1. doğru olması durumunda bir roman ve film karakterinin pragmatistliğini fazlasıyla tatmin edecek teori. victor fleming'in elinden çıkma 1939 yapımı the wizard of oz'un bitimine yakın, teneke adam oz'dan kendisine bir kalp vemesini ister. oz'un cevabı da şudur; "...as for you my galvanized friend, you want a heart. you don't know how lucky you are not to have one. hearts will never be practical until they can be made unbreakable. "

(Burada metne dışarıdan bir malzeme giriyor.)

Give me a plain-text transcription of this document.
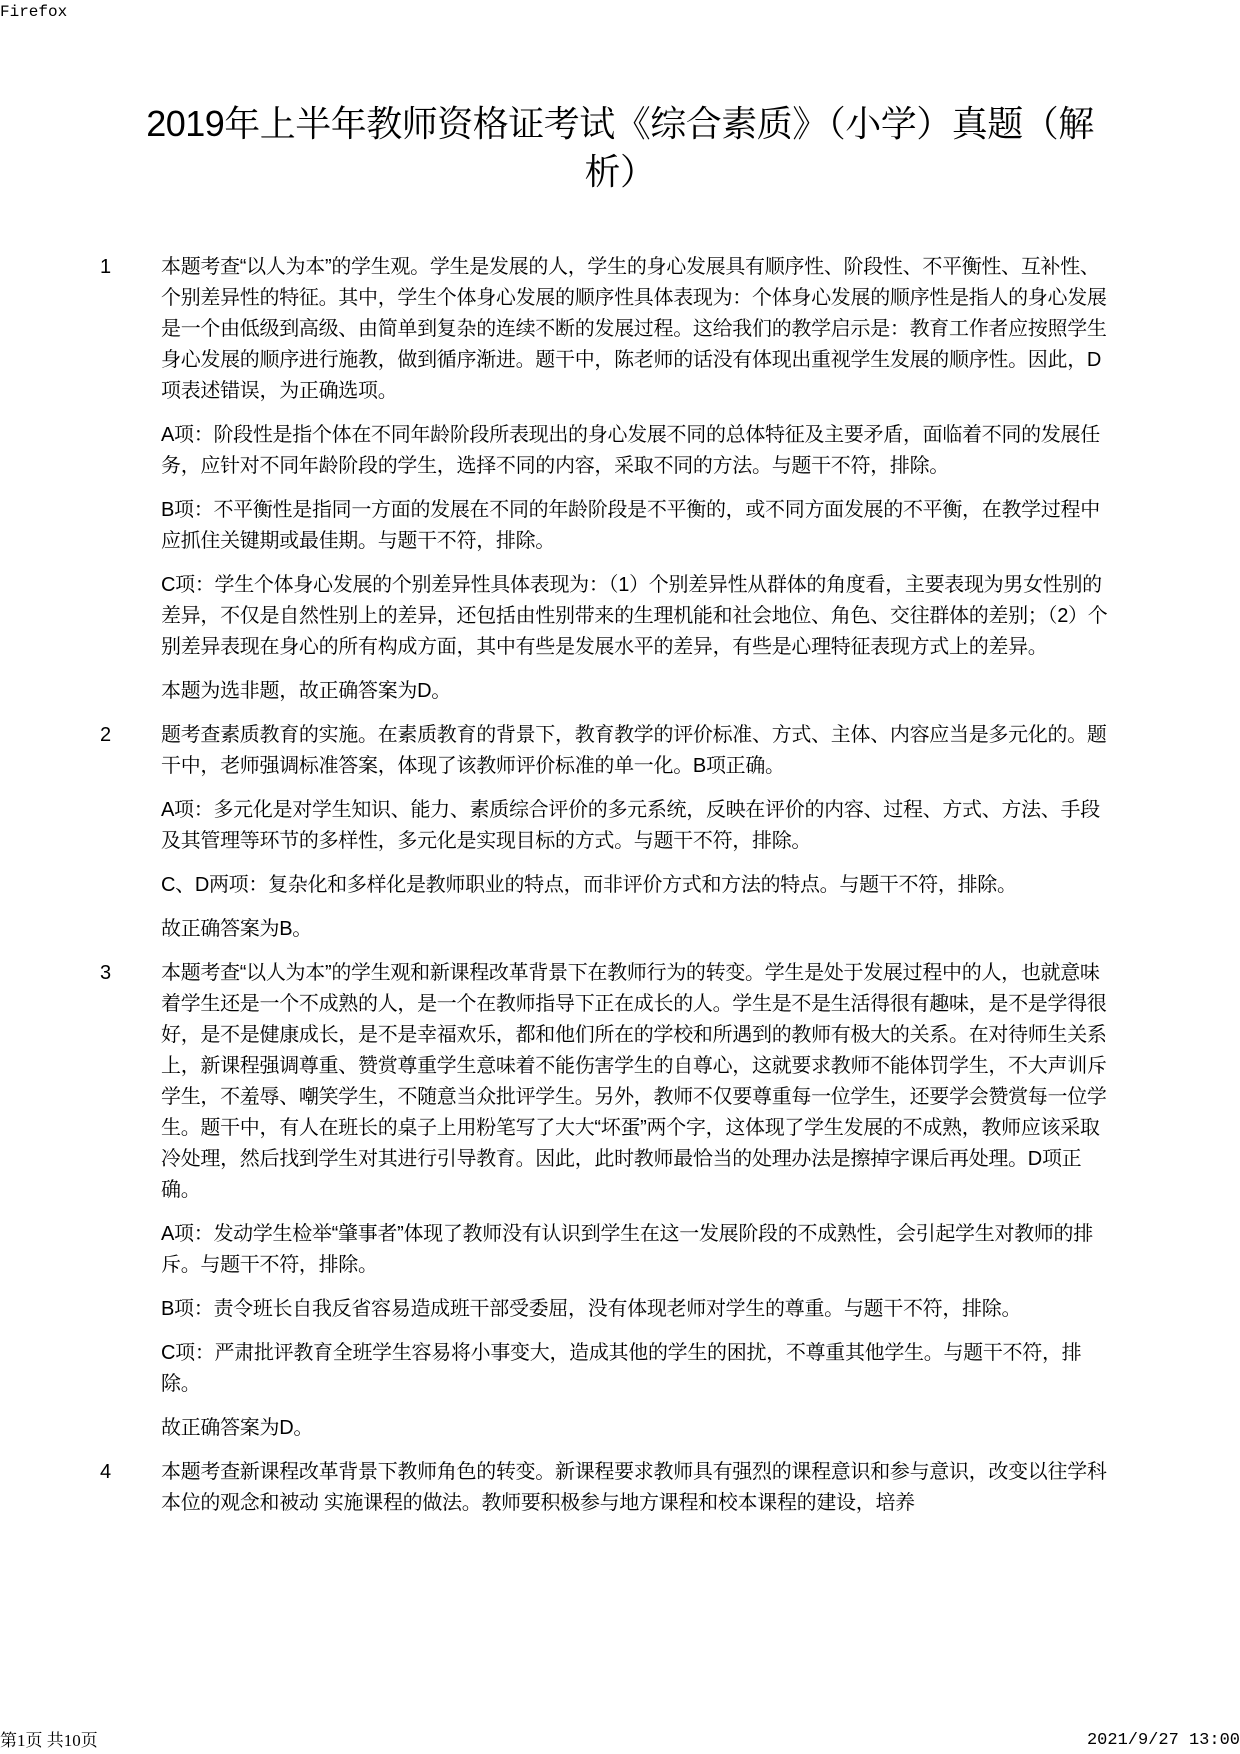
Firefox
2019年上半年教师资格证考试《综合素质》（小学）真题（解析）
1 本题考查“以人为本”的学生观。学生是发展的人，学生的身心发展具有顺序性、阶段性、不平衡性、互补性、个别差异性的特征。其中，学生个体身心发展的顺序性具体表现为：个体身心发展的顺序性是指人的身心发展是一个由低级到高级、由简单到复杂的连续不断的发展过程。这给我们的教学启示是：教育工作者应按照学生身心发展的顺序进行施教，做到循序渐进。题干中，陈老师的话没有体现出重视学生发展的顺序性。因此，D项表述错误，为正确选项。

A项：阶段性是指个体在不同年龄阶段所表现出的身心发展不同的总体特征及主要矛盾，面临着不同的发展任务，应针对不同年龄阶段的学生，选择不同的内容，采取不同的方法。与题干不符，排除。

B项：不平衡性是指同一方面的发展在不同的年龄阶段是不平衡的，或不同方面发展的不平衡，在教学过程中应抓住关键期或最佳期。与题干不符，排除。

C项：学生个体身心发展的个别差异性具体表现为：（1）个别差异性从群体的角度看，主要表现为男女性别的差异，不仅是自然性别上的差异，还包括由性别带来的生理机能和社会地位、角色、交往群体的差别；（2）个别差异表现在身心的所有构成方面，其中有些是发展水平的差异，有些是心理特征表现方式上的差异。

本题为选非题，故正确答案为D。

2 题考查素质教育的实施。在素质教育的背景下，教育教学的评价标准、方式、主体、内容应当是多元化的。题干中，老师强调标准答案，体现了该教师评价标准的单一化。B项正确。

A项：多元化是对学生知识、能力、素质综合评价的多元系统，反映在评价的内容、过程、方式、方法、手段及其管理等环节的多样性，多元化是实现目标的方式。与题干不符，排除。

C、D两项：复杂化和多样化是教师职业的特点，而非评价方式和方法的特点。与题干不符，排除。

故正确答案为B。

3 本题考查“以人为本”的学生观和新课程改革背景下在教师行为的转变。学生是处于发展过程中的人，也就意味着学生还是一个不成熟的人，是一个在教师指导下正在成长的人。学生是不是生活得很有趣味，是不是学得很好，是不是健康成长，是不是幸福欢乐，都和他们所在的学校和所遇到的教师有极大的关系。在对待师生关系上，新课程强调尊重、赞赏尊重学生意味着不能伤害学生的自尊心，这就要求教师不能体罚学生，不大声训斥学生，不羞辱、嘲笑学生，不随意当众批评学生。另外，教师不仅要尊重每一位学生，还要学会赞赏每一位学生。题干中，有人在班长的桌子上用粉笔写了大大“坏蛋”两个字，这体现了学生发展的不成熟，教师应该采取冷处理，然后找到学生对其进行引导教育。因此，此时教师最恰当的处理办法是擦掉字课后再处理。D项正确。

A项：发动学生检举“肇事者”体现了教师没有认识到学生在这一发展阶段的不成熟性，会引起学生对教师的排斥。与题干不符，排除。

B项：责令班长自我反省容易造成班干部受委屈，没有体现老师对学生的尊重。与题干不符，排除。

C项：严肃批评教育全班学生容易将小事变大，造成其他的学生的困扰，不尊重其他学生。与题干不符，排除。

故正确答案为D。

4 本题考查新课程改革背景下教师角色的转变。新课程要求教师具有强烈的课程意识和参与意识，改变以往学科本位的观念和被动 实施课程的做法。教师要积极参与地方课程和校本课程的建设，培养

第1页 共10页	2021/9/27 13:00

    insan kalbi pekala da kırılabilirdir. ve pratik olması uğruna kırılmaz olmasını da tercih etmezdim. kalp kırılmaz olsaydı; hepimiz aynı duygusal dayanıklılık zirvesinin imitasyonları olurduk. birbirimizi onun sayesinde sevdiğimizi ya da onun yüzünden nefret ettiğimizi iddia ettiğimiz o duygusal kimliğin kaynağı olarak adlandırılan kalp, kırılmazlığı nedeniyle tekilleşirdi,hiçbir ilişkide "doğru insan" durumu da kalmazdı; çünkü herkes doğru insan olabilirdi. hiçbirimizde acı,üzüntü ya da hüznün kattığı erdemlerin farkındalığı olmaksızın, elimizde hissel yenilmezlikten başka hiçbir şey olmaksızın, hiçbir yere varmayan bir koridoru öylece yürüyüp geçerdik; hiçbir şey için duraksamadan, takılmadan ve düşmeden. ortada risk almaya değecek bir dava, bir mücadele yoksa yenilmez olmanın anlamı nedir? yalnızca "yenilmez" kelimesinin verdiği tatmin. "yenilmez ve kırılmaz." ne kadar soğuk bir ihtimal, ne kadar insaniyetsizce bir düşünce. şahsen korkunç ve dehşet verici şekilde uzay gibi bir boşluğa dönüşen bir hayat olurdu benim için. bence kalp böyle bir şey değil. kırılarak, delinerek, ezilerek, çizilerek; tahrip edilerek açılır ve tanınır. ya da belki tanımlanır. fakat tahribatın sınırını da iyi ayarlamak gerek elbet. vur dedik öldürdün hesabına girerse o iş yaş.